MyPetonline

General health

Pet: Rabbit | Topic: General Healthcare | Published: 17.03.2014 | Updated: 20.02.2017

Just like cats and dogs, rabbits need preventative healthcare to keep them fit and well

Vaccinating pet rabbits

Your rabbit should be vaccinated routinely against Rabbit Haemorrhagic Disease (RHD) and Myxomatosis. Both these viral diseases can be rapidly fatal in an unvaccinated rabbit and there are no cures once infected. The only protection you can give your rabbit is by vaccination.

Rabbit Haemorragic Disease

RHD is spread by direct contact between rabbits (both wild and domesticated) but also via indirect contact such as from people, clothing, on shoes, other objects, fleas and other parasites.

Myxomatosis

Myxomatosis is spread mainly by fleas or other biting insects and is transmitted in this way from wild to pet rabbits but can sometimes also spread via direct contact with other infected individuals. A combined Myxomatosis-RHD vaccination can be given from as early as 5 weeks of age. Boosters are given every 12 months and cover both diseases. Regular health checks for your rabbit

The best way of avoiding many medical problems in your pet rabbit is to have regular veterinary health checks. Your vet will do a full medical examination and check the teeth (particularly the back teeth) for any evidence of malocclusion which could lead to spikes and tongue ulceration. Rabbits with identified existing tooth problems should be checked at least every 6 to 8 weeks. A thorough dental check will require sedation.

Best rabbit diet and nutrition

Diet is vitally important as a means of preventing ill health and is one of the main causes of disease in rabbits. A low fibre, high carbohydrate diet (eg rabbit mix) can lead to dental disease, facial abscesses, sore eyes and conjunctivitis, obesity, intestinal upsets such as diarrhoea and furballs.
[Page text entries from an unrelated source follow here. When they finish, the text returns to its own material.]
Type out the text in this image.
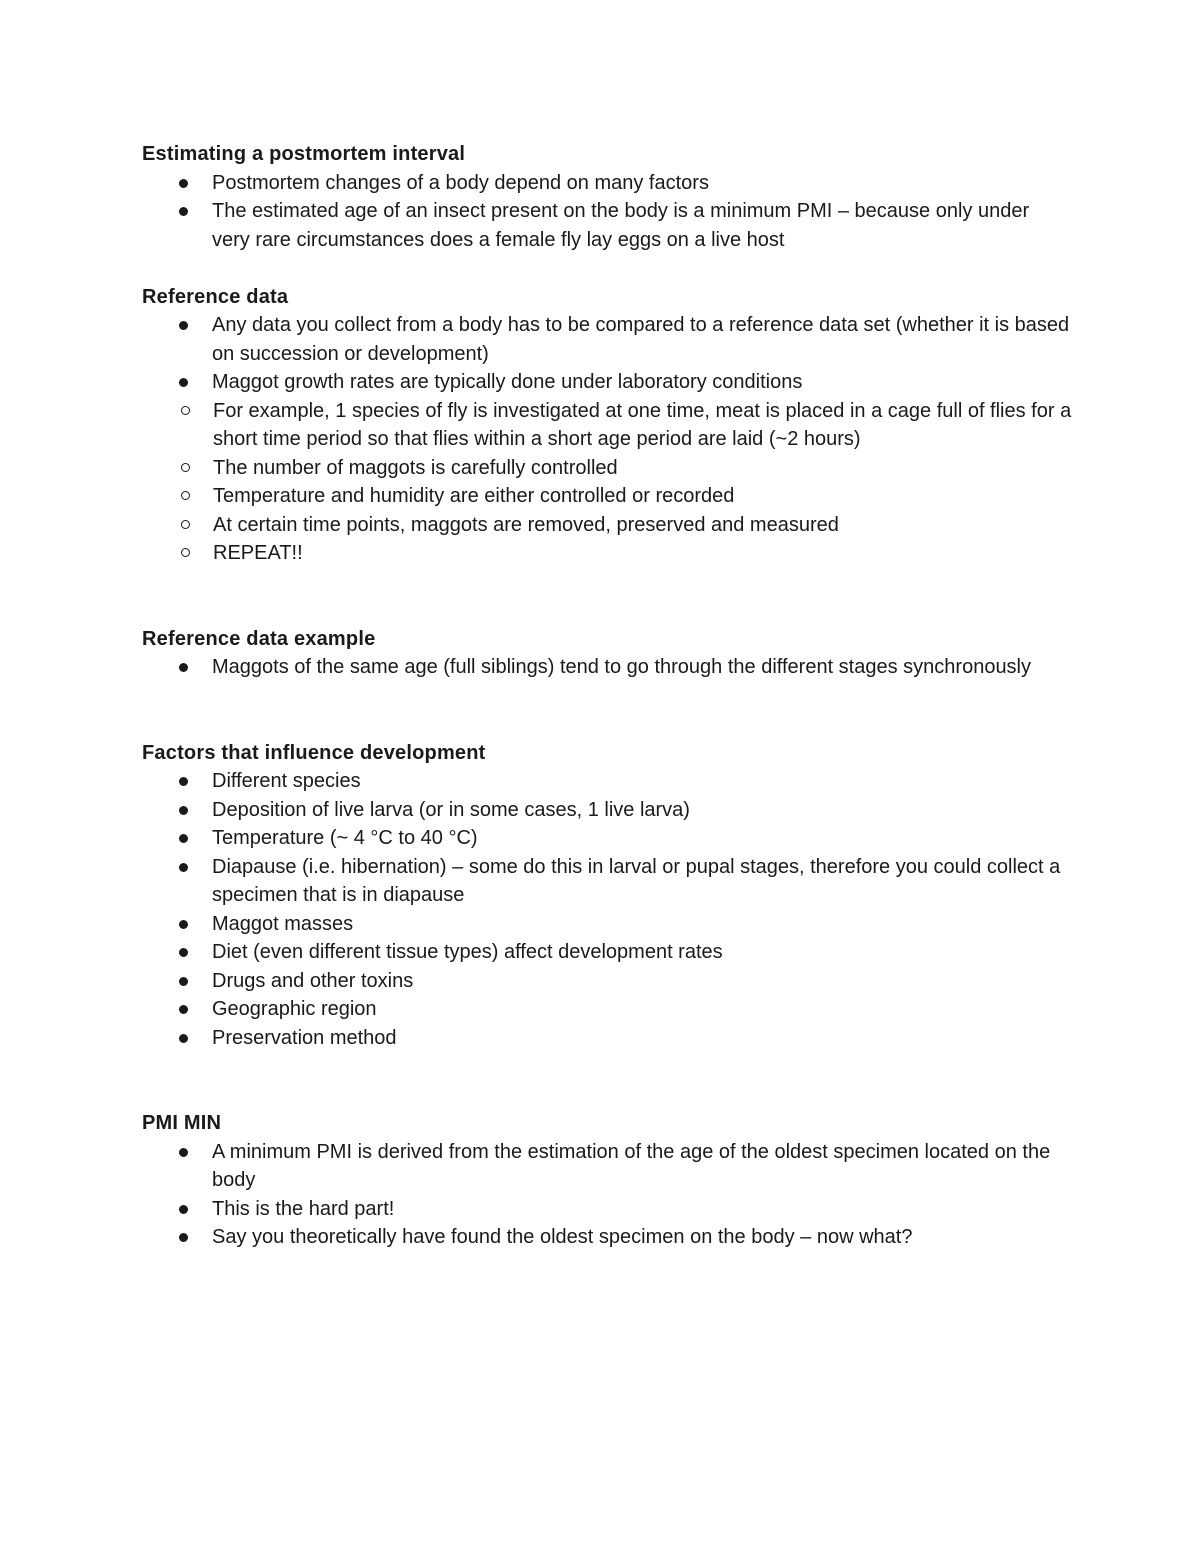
Estimating a postmortem interval

Postmortem changes of a body depend on many factors
The estimated age of an insect present on the body is a minimum PMI – because only under very rare circumstances does a female fly lay eggs on a live host

Reference data

Any data you collect from a body has to be compared to a reference data set (whether it is based on succession or development)
Maggot growth rates are typically done under laboratory conditions
For example, 1 species of fly is investigated at one time, meat is placed in a cage full of flies for a short time period so that flies within a short age period are laid (~2 hours)
The number of maggots is carefully controlled
Temperature and humidity are either controlled or recorded
At certain time points, maggots are removed, preserved and measured
REPEAT!!

Reference data example

Maggots of the same age (full siblings) tend to go through the different stages synchronously

Factors that influence development

Different species
Deposition of live larva (or in some cases, 1 live larva)
Temperature (~ 4 °C to 40 °C)
Diapause (i.e. hibernation) – some do this in larval or pupal stages, therefore you could collect a specimen that is in diapause
Maggot masses
Diet (even different tissue types) affect development rates
Drugs and other toxins
Geographic region
Preservation method

PMI MIN

A minimum PMI is derived from the estimation of the age of the oldest specimen located on the body
This is the hard part!
Say you theoretically have found the oldest specimen on the body – now what?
It is vital to feed mainly fresh good quality hay or grass and vegetables as a source of fibre.

Insuring your pet rabbit

If your rabbit gets ill, the last thing you want to worry about is a vet bill. Insurance is now available for rabbits and if the worst happens and your rabbit does get sick, insurance means your vet can dedicate their effort into doing all that is necessary to diagnose and treat any illness, rather than worrying about doing certain tests or treatments because of the cost.